Cóż, obiektywnie przyznać trzeba, że „Norwegian Getaway” to faktycznie jeden z największych wycieczkowców świata. Ma 325,7 metrów długości, polemność brutto 145.665 GT i posiada ponad dwa tysiące kabin i apartamentów dla niemal czterech tysięcy pasażerów, o których troszczy się ponad półtoratysięczna załoga. Szczegółowe opisy oferowanych na nim atrakcji znaleźć można było w każdej gazecie, darujmy je więc sobie. Powiedzmy tylko, że statek został zbudowany w roku 2014 a jego armatorem jest kompania NCL - Norwegian Cruise Line.

Z reguły wozi on turystów amerykańskich na tygodniowe wycieczki z Miami w rejon Wysp Karaibskich, tego lata jednak pojawił się także na Bałtyku. W jednym, dziewięciodniowym rejsie, który rozpoczął się w Kopenhadze i prowadził między innymi do Warnemünde, Tallina, St. Petersburga i Sztokholmu, zawinął również do Gdyni. Miało to miejsce w piątek, 23 sierpnia rano, w przededniu obchodów Święta Morza.

Oczywiście na forach internetowych rozgorzała natychmiast gorąca dyskusja, czy aby na pewno zaslużył on na miano największego! Faktem jest jednak, że pobił on zarówno dotychczasowy rekord pojemności, należący od 2007 roku do wycieczkowca „Navigator of the Seas” (GT 139.570), jak również i rekord długości, który do tej pory piastował „Celebrity Eclipse” (317 metrów). Nie wdając się tutaj w spory i polemiki powiem tylko - „Norwegian Getaway” jest naprawdę duży, bardzo duży – i to w zasadzie jedyne, co warto o nim wiedzieć. Od pozostałych wycieczkowców nie wyróżnia się w gruncie rzeczy niczym szczególnym, takie samo osiedlowe bloczysko dla kilku tysięcy ludzi, jak i inne tego typu statki. Co najwyżej możnaby podkreślić udane malowidła na burtach! To też wprawdzie żadna nowość, ale motyw syreny i lecących jej śladem pelikanów jest świeży i przyjemnie kolorowy.
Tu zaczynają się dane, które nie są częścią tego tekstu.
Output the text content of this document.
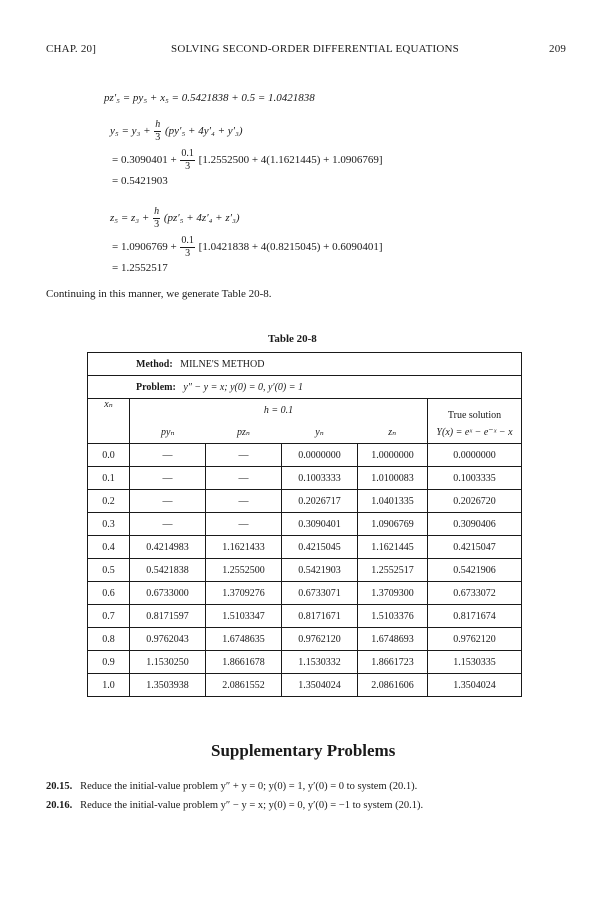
CHAP. 20]	SOLVING SECOND-ORDER DIFFERENTIAL EQUATIONS	209
pz′₅ = py₅ + x₅ = 0.5421838 + 0.5 = 1.0421838
$y_5 = y_3 + \frac{h}{3} (py'_5 + 4y'_4 + y'_3)$
= $0.3090401 + \frac{0.1}{3} [1.2552500 + 4(1.1621445) + 1.0906769]$
= 0.5421903
$z_5 = z_3 + \frac{h}{3} (pz'_5 + 4z'_4 + z'_3)$
= $1.0906769 + \frac{0.1}{3} [1.0421838 + 4(0.8215045) + 0.6090401]$
= 1.2552517
Continuing in this manner, we generate Table 20-8.
Table 20-8
Method: MILNE'S METHOD					
Problem: y″ − y = x; y(0) = 0, y′(0) = 1					
xₙ	h = 0.1				True solution
	pyₙ	pzₙ	yₙ	zₙ	Y(x) = eˣ − e⁻ˣ − x
0.0	—	—	0.0000000	1.0000000	0.0000000
0.1	—	—	0.1003333	1.0100083	0.1003335
0.2	—	—	0.2026717	1.0401335	0.2026720
0.3	—	—	0.3090401	1.0906769	0.3090406
0.4	0.4214983	1.1621433	0.4215045	1.1621445	0.4215047
0.5	0.5421838	1.2552500	0.5421903	1.2552517	0.5421906
0.6	0.6733000	1.3709276	0.6733071	1.3709300	0.6733072
0.7	0.8171597	1.5103347	0.8171671	1.5103376	0.8171674
0.8	0.9762043	1.6748635	0.9762120	1.6748693	0.9762120
0.9	1.1530250	1.8661678	1.1530332	1.8661723	1.1530335
1.0	1.3503938	2.0861552	1.3504024	2.0861606	1.3504024
Supplementary Problems
20.15. Reduce the initial-value problem y″ + y = 0; y(0) = 1, y′(0) = 0 to system (20.1).
20.16. Reduce the initial-value problem y″ − y = x; y(0) = 0, y′(0) = −1 to system (20.1).
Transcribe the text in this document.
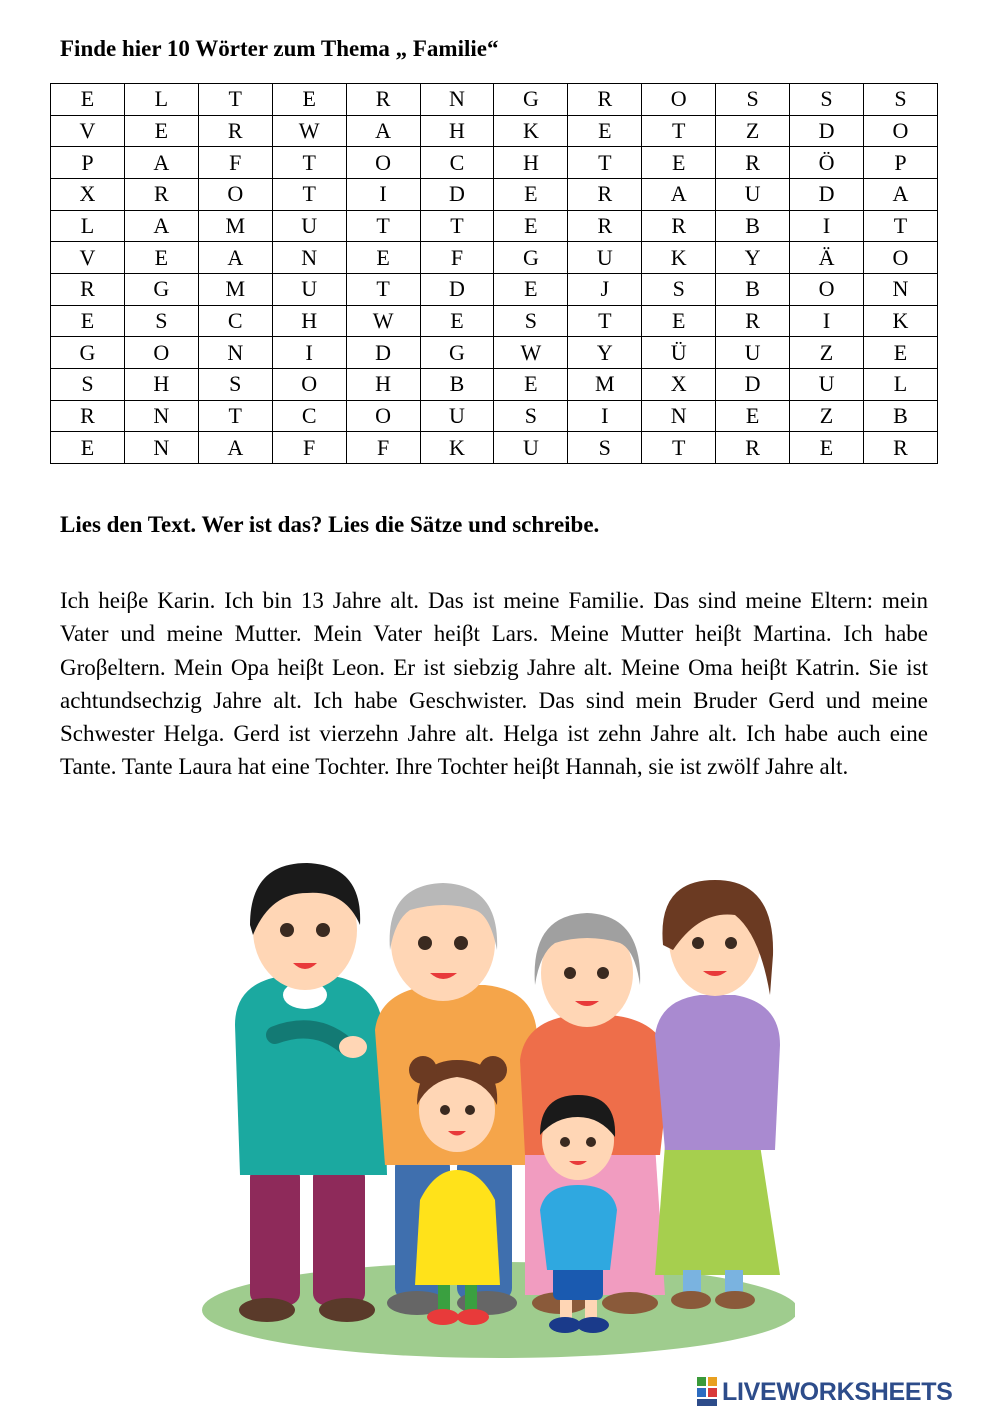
Finde hier 10 Wörter zum Thema „ Familie“
E	L	T	E	R	N	G	R	O	S	S	S
V	E	R	W	A	H	K	E	T	Z	D	O
P	A	F	T	O	C	H	T	E	R	Ö	P
X	R	O	T	I	D	E	R	A	U	D	A
L	A	M	U	T	T	E	R	R	B	I	T
V	E	A	N	E	F	G	U	K	Y	Ä	O
R	G	M	U	T	D	E	J	S	B	O	N
E	S	C	H	W	E	S	T	E	R	I	K
G	O	N	I	D	G	W	Y	Ü	U	Z	E
S	H	S	O	H	B	E	M	X	D	U	L
R	N	T	C	O	U	S	I	N	E	Z	B
E	N	A	F	F	K	U	S	T	R	E	R
Lies den Text. Wer ist das? Lies die Sätze und schreibe.

Ich heiβe Karin. Ich bin 13 Jahre alt. Das ist meine Familie. Das sind meine Eltern: mein Vater und meine Mutter. Mein Vater heiβt Lars. Meine Mutter heiβt Martina. Ich habe Groβeltern. Mein Opa heiβt Leon. Er ist siebzig Jahre alt. Meine Oma heiβt Katrin. Sie ist achtundsechzig Jahre alt. Ich habe Geschwister. Das sind mein Bruder Gerd und meine Schwester Helga. Gerd ist vierzehn Jahre alt. Helga ist zehn Jahre alt. Ich habe auch eine Tante. Tante Laura hat eine Tochter. Ihre Tochter heiβt Hannah, sie ist zwölf Jahre alt.

LIVEWORKSHEETS
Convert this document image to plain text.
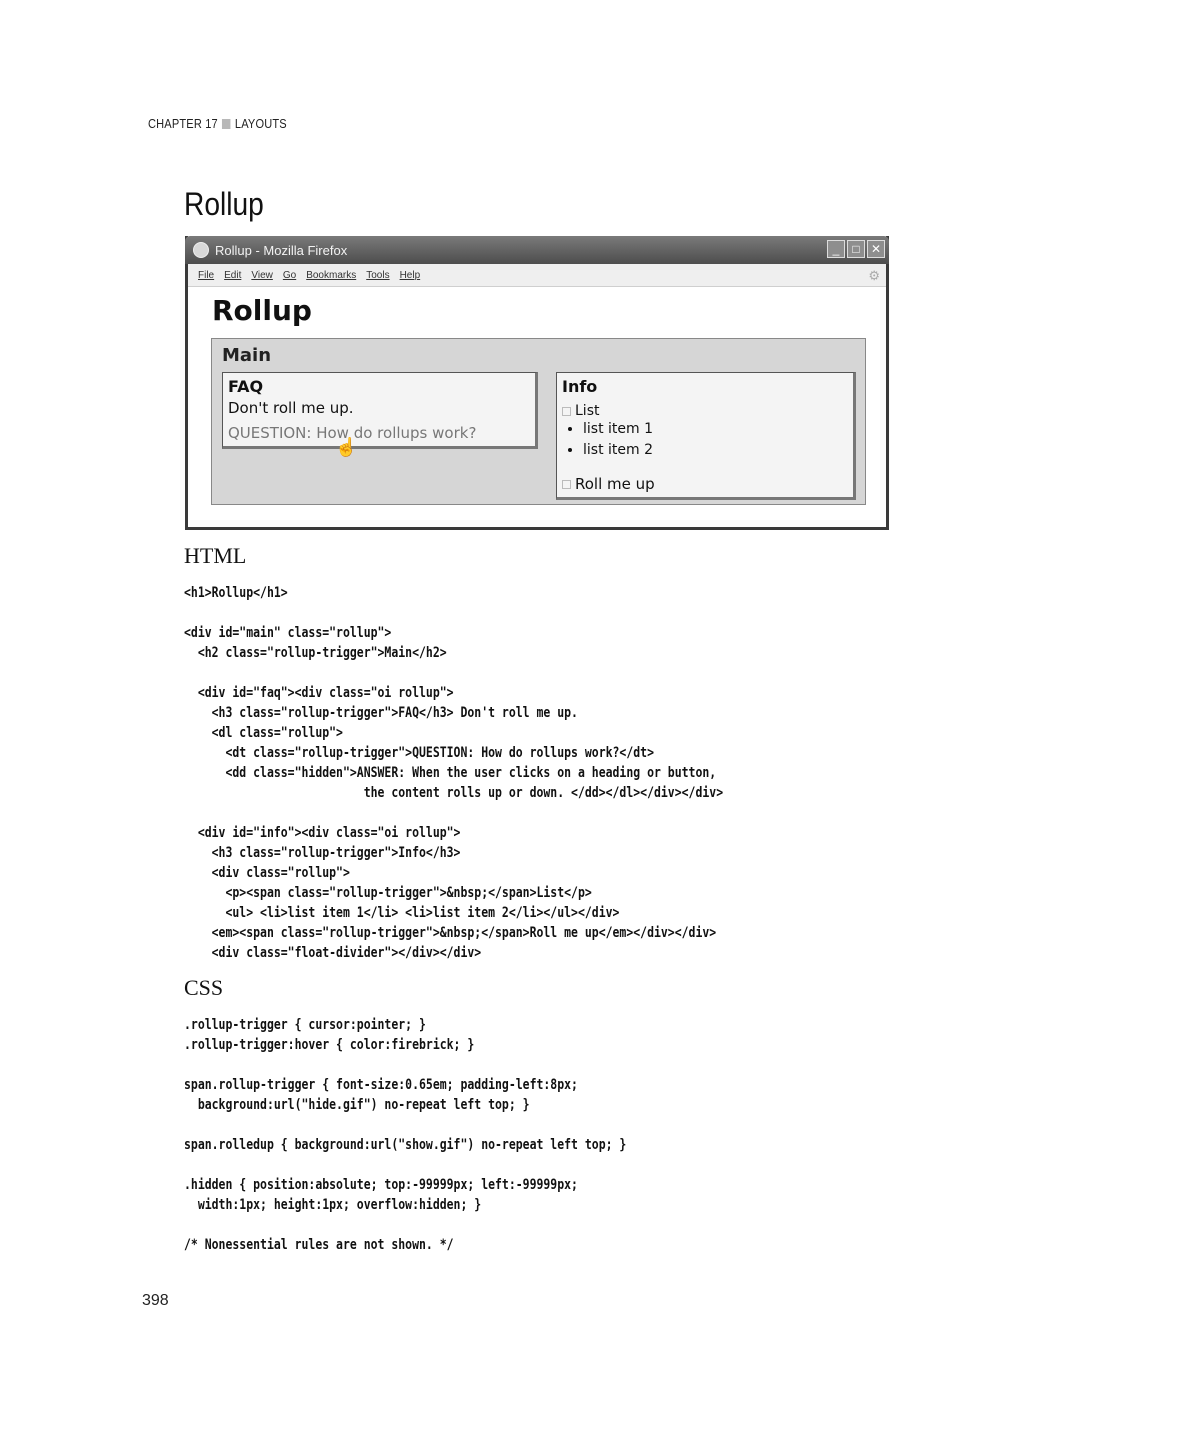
CHAPTER 17 LAYOUTS
Rollup
Rollup - Mozilla Firefox	_	□ ✕
File Edit View Go Bookmarks Tools Help	⚙
Rollup
Main
FAQ
Don't roll me up.
QUESTION: How do rollups work?
☝
Info
List
• list item 1
• list item 2
Roll me up
HTML
<h1>Rollup</h1>

<div id="main" class="rollup">
<h2 class="rollup-trigger">Main</h2>

<div id="faq"><div class="oi rollup">
<h3 class="rollup-trigger">FAQ</h3> Don't roll me up.
<dl class="rollup">
<dt class="rollup-trigger">QUESTION: How do rollups work?</dt>
<dd class="hidden">ANSWER: When the user clicks on a heading or button,
the content rolls up or down. </dd></dl></div></div>

<div id="info"><div class="oi rollup">
<h3 class="rollup-trigger">Info</h3>
<div class="rollup">
<p><span class="rollup-trigger">&nbsp;</span>List</p>
<ul> <li>list item 1</li> <li>list item 2</li></ul></div>
<em><span class="rollup-trigger">&nbsp;</span>Roll me up</em></div></div>
<div class="float-divider"></div></div>
CSS
.rollup-trigger { cursor:pointer; }
.rollup-trigger:hover { color:firebrick; }

span.rollup-trigger { font-size:0.65em; padding-left:8px;
background:url("hide.gif") no-repeat left top; }

span.rolledup { background:url("show.gif") no-repeat left top; }

.hidden { position:absolute; top:-99999px; left:-99999px;
width:1px; height:1px; overflow:hidden; }

/* Nonessential rules are not shown. */
398
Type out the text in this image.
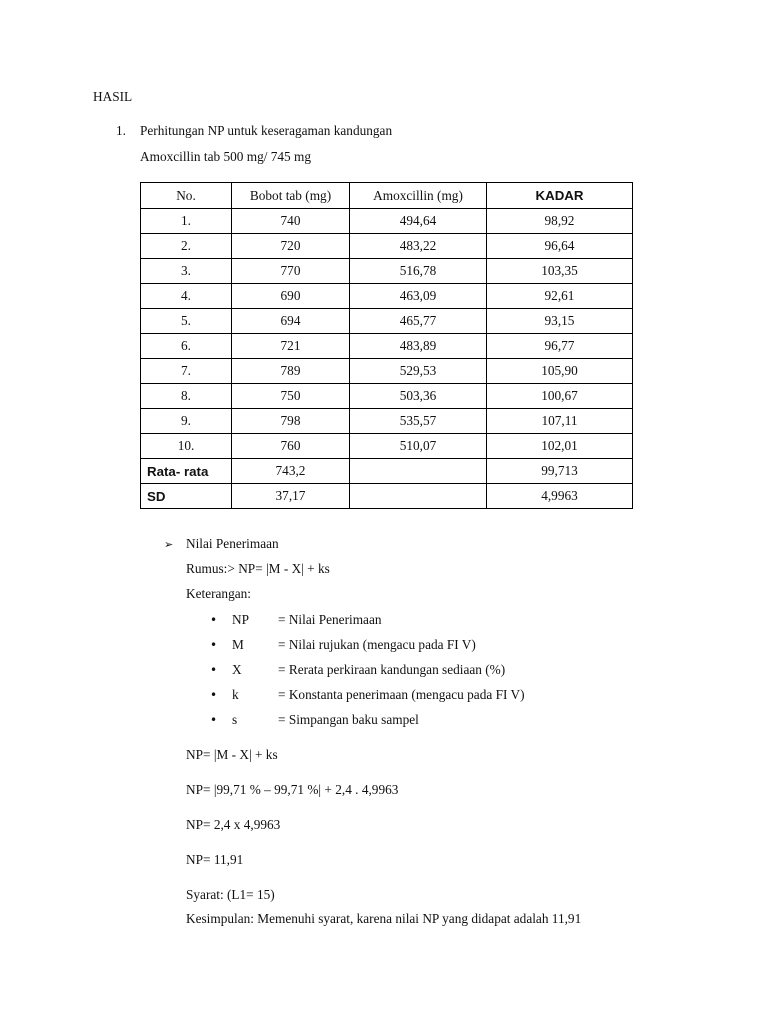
HASIL
1. Perhitungan NP untuk keseragaman kandungan
Amoxcillin tab 500 mg/ 745 mg
No.	Bobot tab (mg)	Amoxcillin (mg)	KADAR
1.	740	494,64	98,92
2.	720	483,22	96,64
3.	770	516,78	103,35
4.	690	463,09	92,61
5.	694	465,77	93,15
6.	721	483,89	96,77
7.	789	529,53	105,90
8.	750	503,36	100,67
9.	798	535,57	107,11
10.	760	510,07	102,01
Rata- rata	743,2		99,713
SD	37,17		4,9963
➢ Nilai Penerimaan
Rumus:> NP= |M - X| + ks
Keterangan:
• NP = Nilai Penerimaan
• M	= Nilai rujukan (mengacu pada FI V)
• X	= Rerata perkiraan kandungan sediaan (%)
• k	= Konstanta penerimaan (mengacu pada FI V)
• s	= Simpangan baku sampel
NP= |M - X| + ks
NP= |99,71 % – 99,71 %| + 2,4 . 4,9963
NP= 2,4 x 4,9963
NP= 11,91
Syarat: (L1= 15)
Kesimpulan: Memenuhi syarat, karena nilai NP yang didapat adalah 11,91
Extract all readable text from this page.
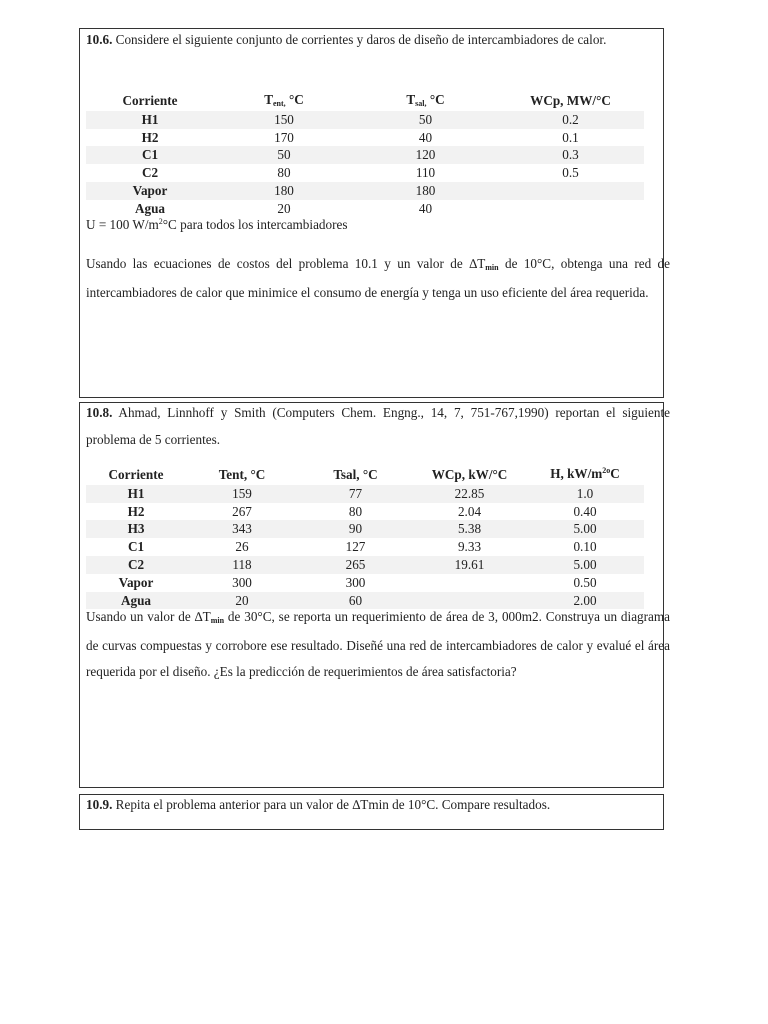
10.6. Considere el siguiente conjunto de corrientes y daros de diseño de intercambiadores de calor.
Corriente	Tent, °C	Tsal, °C	WCp, MW/°C
H1	150	50	0.2
H2	170	40	0.1
C1	50	120	0.3
C2	80	110	0.5
Vapor	180	180	
Agua	20	40	
U = 100 $W/m^2^\circ C$ para todos los intercambiadores
Usando las ecuaciones de costos del problema 10.1 y un valor de ∆Tmin de 10°C, obtenga una red de intercambiadores de calor que minimice el consumo de energía y tenga un uso eficiente del área requerida.
10.8. Ahmad, Linnhoff y Smith (Computers Chem. Engng., 14, 7, 751-767,1990) reportan el siguiente problema de 5 corrientes.
Corriente	Tent, °C	Tsal, °C	WCp, kW/°C	H, $kW/m^{2o}C$
H1	159	77	22.85	1.0
H2	267	80	2.04	0.40
H3	343	90	5.38	5.00
C1	26	127	9.33	0.10
C2	118	265	19.61	5.00
Vapor	300	300		0.50
Agua	20	60		2.00
Usando un valor de ∆Tmin de 30°C, se reporta un requerimiento de área de 3, 000m2. Construya un diagrama de curvas compuestas y corrobore ese resultado. Diseñé una red de intercambiadores de calor y evalué el área requerida por el diseño. ¿Es la predicción de requerimientos de área satisfactoria?
10.9. Repita el problema anterior para un valor de ∆Tmin de 10°C. Compare resultados.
Przyznam więc, że nie zerwałem się o świcie, by polecieć do portu i obcykać go przy wejściu do Gdyni. Obejrzalem go sobie później, niejako mimochodem, z pokładu udającego się na popisy holownika „Fairplay-26”, co dalo mi możliwość zrobienia kadrów, w których wycieczkowiec znalazł się w kontekście portu, niekoniecznie nawet w pierwszoplanowej roli. Te kadry znajdują się w pierwszej części zdjęciowego serwisu.

Na drugą część składają się fotki z wieczornego wyjścia statku z Gdyni. Fotografowałem go zarówno z zatłoczonej Ostrogi Pilotowej jak i pustego, niedostępnego dla zwykłych śmiertelników Nabrzeża Francuskiego.

Pożegnaliśmy się ostatecznie o 20:59, tuż przed planowym zachodem słońca (o 21.25, gdyby słońce w ogóle było), w zapadającym bardzo szybko zmroku. „Norwegian Getaway” minął właśnie główki na falochronie portowym i odchodził w siną dal. Czy powróci jeszcze kiedykolwiek do Gdyni? Nie wiadomo.

Fotek część pierwsza – od strony wody, ok. 13:15 (pierwsza partia) i tuż przed 15:00 (druga partia)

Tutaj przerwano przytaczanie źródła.